Hadassah, the women’s Zionist organization, says two of its leaders have been cleared of wrongdoing following an investigation into allegations that they misused charitable funds. The organization itself commissioned the investigation but is refusing to release the findings.
The 100-year-old charity launched the inquiry after its chief operating officer, Larry Blum, in a January letter to board members, accused Marcie Natan, Hadassah’s current national president, of using Hadassah funds to buy favors for members who supported her candidacy for president. The letter also alleged that Nancy Falchuk, Hadassah’s immediate past national president, had sent to her own home furniture and other items from a Hadassah-owned apartment, and that she had charged inappropriate expenses to a corporate credit card.
Blum has been on administrative leave since November 2011 over allegations that he used his corporate credit card to purchase personal items. He has characterized himself as a “whistleblower.” The investigation into Blum’s alleged misconduct is ongoing, and he could not be reached for comment.
Hadassah’s board hired attorney Daniel Kurtz, who leads the exempt organizations practice at Skadden, Arps, Slate, Meagher & Flom, to conduct an investigation into the charges against Natan and Falchuk. Despite requests made by the Forward, Hadassah refused to share Kurtz’s findings — releasing only the following statement from Kurtz, on April 19:
After performing an extensive investigation, the conclusion the committee reached regarding the Blum allegations was that none of them was supported by facts.
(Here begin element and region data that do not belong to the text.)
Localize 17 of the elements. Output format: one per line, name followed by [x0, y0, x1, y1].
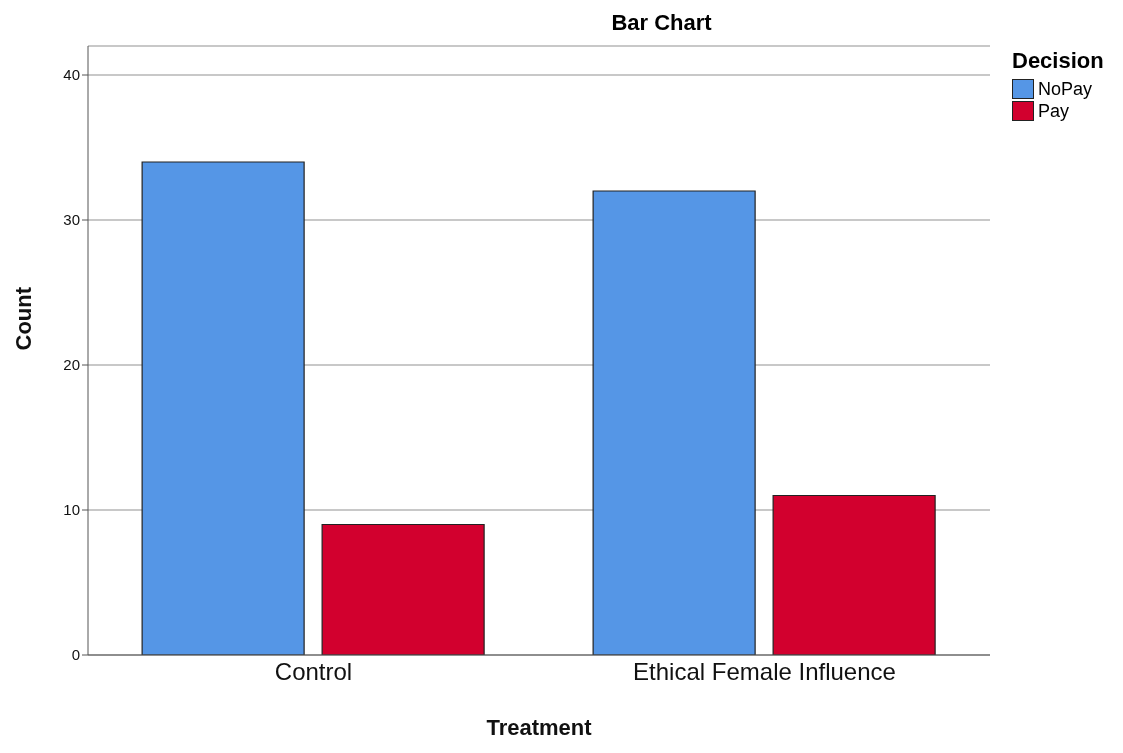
x-tick-label: Control	[274, 658, 353, 686]
legend-title: Decision	[1012, 48, 1105, 74]
bar	[141, 161, 305, 655]
x-tick-label: Ethical Female Influence	[633, 658, 896, 686]
x-axis-title: Treatment	[486, 715, 593, 740]
y-tick-label: 0	[71, 646, 80, 664]
legend-label: Pay	[1037, 100, 1071, 122]
bar	[772, 494, 936, 655]
bar	[321, 523, 485, 655]
chart-title: Bar Chart	[611, 10, 712, 35]
legend-label: NoPay	[1037, 78, 1094, 100]
y-tick-label: 40	[63, 66, 80, 84]
y-axis-title: Count	[10, 286, 36, 351]
bar	[592, 190, 756, 655]
y-tick-label: 20	[63, 356, 80, 374]
y-tick-label: 10	[63, 501, 80, 519]
y-tick-label: 30	[63, 211, 80, 229]
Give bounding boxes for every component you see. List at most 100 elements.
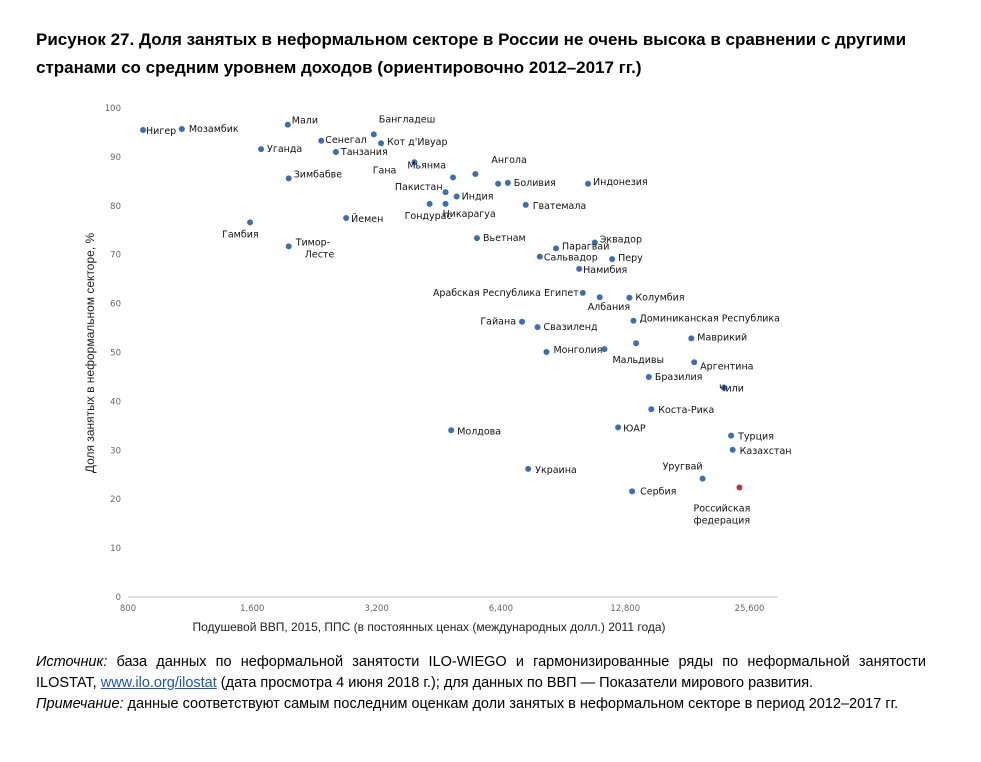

No volunteers, including Marcie Natan and Nancy Falchuk, breached any fiduciary duties owed to Hadassah in connection with the allegations.
Contacted by the Forward, Kurtz said he had no further comment.
In a joint statement, Falchuk and Natan praised the results of the investigation. “We are pleased with the conclusions of the committee and we are thankful to everyone for standing by us during this time,” the statement read.
According to a member of Hadassah’s national board, Kurtz presented his findings to a meeting of the board’s 18-person executive committee. The larger national board had not been briefed on the findings. The national board member, who spoke on the condition of anonymity because she was not authorized to comment publicly, said that Kurtz made some recommendations about changes to Hadassah’s governance, but she characterized them as minor.
“For all of us, this was a very difficult situation,” she said. “It’s upsetting to think that you have two top people who were being questioned. On the other hand, it was also equally good to know that it had been resolved.”
Falchuk, reached by telephone, would not comment on the investigation’s findings. “Someone made accusations. They were false. That’s the end of the story,” Falchuk said. “It’s over.”
Hadassah would not say whether Kurtz had determined that the incidents Blum described in the letter never transpired, or whether the investigation concluded that the leaders’ actions did not amount to a breach in their fiduciary duties to the organization.